Enrich Your Fiction: If you were an animal…

Do you remember when those wacky interview questions were all the rage? Questions like: If you were an animal, what would you be? The likes of Google and Facebook asked them, and maybe they still do. I’ve never applied nor interviewed with an organization like that, so I don’t know.

Sure, the questions are flashy and really serve little purpose in an interview setting (in my opinion) other than to throw the interviewee off guard and see how they handle uncomfortable situations and thinking on their feet. I suppose it also can showcase a candidate’s creativity. But still, I stick by my opinion that these sorts of questions have no place in the interview. They don’t really help the interviewee shine and they have no relevancy to the actual job they are applying for.

But, maybe they can help enhance a character…So, in today’s post that is part of my Enrich Your Fiction series, let’s delve a little deeper and talk about how questions like these can help illuminate things about your characters that you may not have come to otherwise.

If you were an animal

When I think about this question for myself, I know automatically what animal I would pick. The otter. How do I relate to an otter? Well, I like to think I am resourceful and otters are one of the few animals capable of utilizing tools. Also, otters are very social creatures. I am also a very social creature, an extrovert who craves time with people and conversation and parties and gets so energized at social gathers that I have trouble falling asleep that night when I get home.

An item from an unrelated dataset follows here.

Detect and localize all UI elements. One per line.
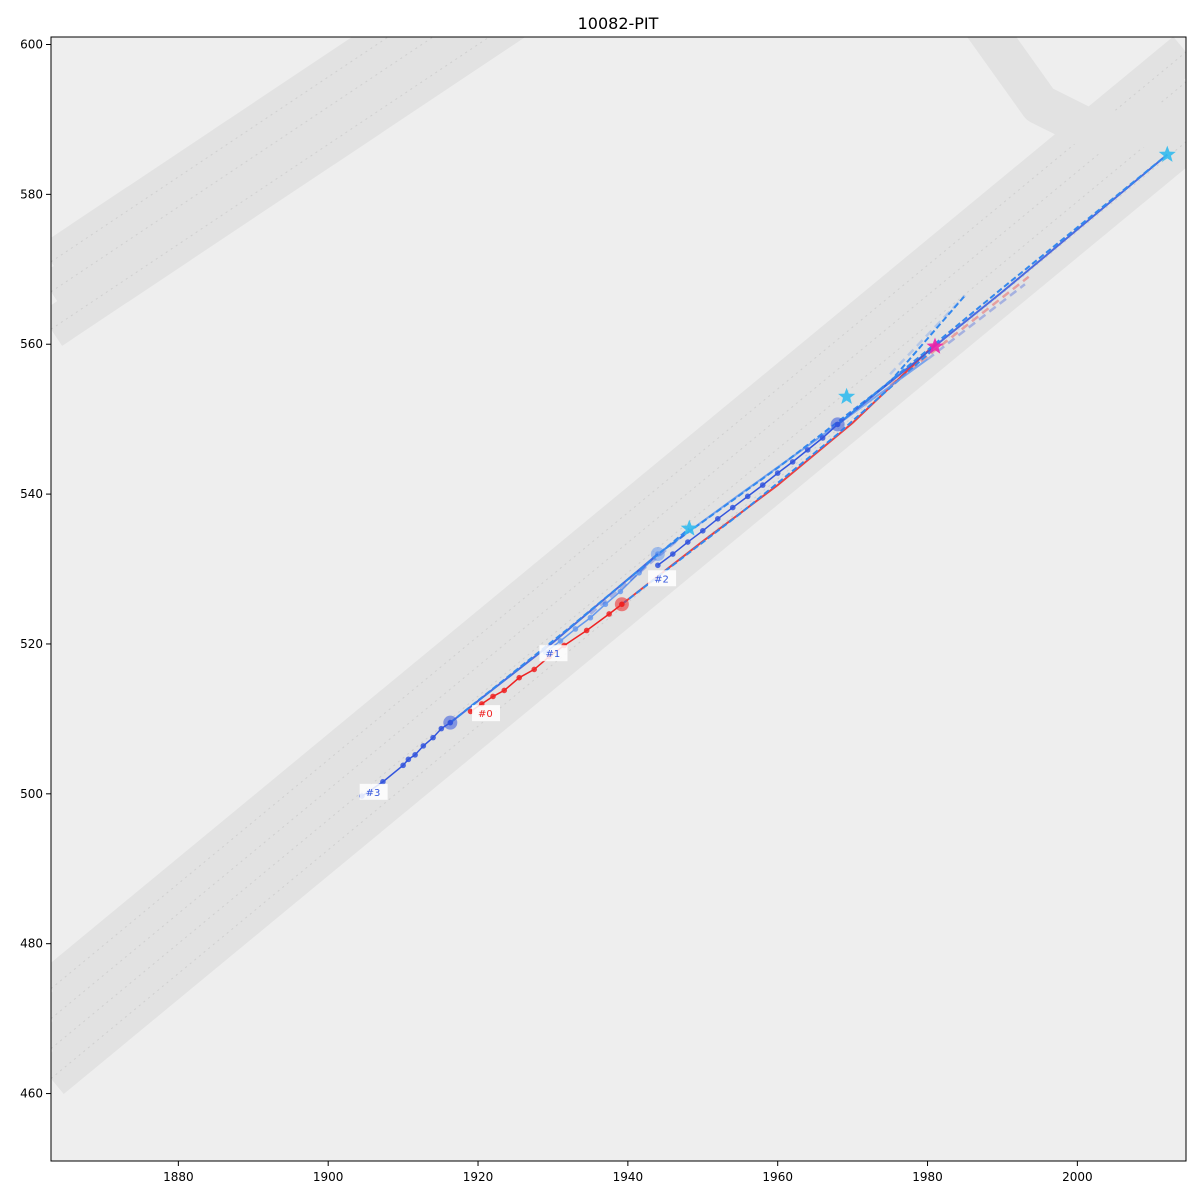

Also, I simply love otters. My love of otters comes from the same place that my love for most things: a book. As a child, I devoured the Redwall books. I read them so much that eventually the paperbacks I owned started to come apart. Then, I started buying them in hardcover. Most people love Matthias or Martin the Warrior and the badgers. I loved them too. But, my absolute favorites were the otters. They were happy, they talked like pirates and they were brave warriors to boot. I even started writing my own fanfic when I was in middle school. Anyway, I’m getting off topic here šŸ™‚

For character development, you may never actually put in your story what your character’s favorite animal (or what they would be if they were an animal) is because it may not be pertinent to the narrative directly. But, it can help you with things below the surface. Maybe your character identifies with a hawk. Perhaps that influences how they fight, how they walk, how they look (people can look hawkish, right?). Maybe, like the story I tell above, your character fell in love with an animal because of an experience as a child, maybe through a book, an encounter in the wild, or something else. The possibilities are endless and they can only help you add depth to your character.

Of course, thinking about your character’s favorite animal isn’t the only thing you can take from wacky interviews and use it to help you add depth to your characters. There are tons of questions out there that could be useful to you. I did a brief search for other wacky interview questions and picked out a few that I thought could be helpful in your character development process:

  1. If you were a kitchen appliance, what would you be and why?
  2. What was the last costume you wore?
  3. What would you do in the event of the zombie apocalypse?
  4. What is your least favorite thing about humanity? (Great for human and non-human characters)
  5. If you were 80 years old, what would you tell your children (or nieces/nephews)?
  6. If you were on an island and could only bring three things, what would they be and why?
  7. What was the last gift you gave someone?
  8. Do you prefer cats or dogs? Why?
  9. What would I find in your fridge right now?
  10. What makes you angry?

Creating believable characters is something that we all aspire to. To get there, we have to figure out new ways to bring out unexpected elements that reveal something about who they are as human (or non-human) beings. When we set out to create truly multifaceted characters, there are tons of tricks of the trade that can help you along the way. This is just one tactic that can help you think about your characters from a different perspective.

So, now I really want to know, if you were an animal, what would you be and why? Please share in the comments!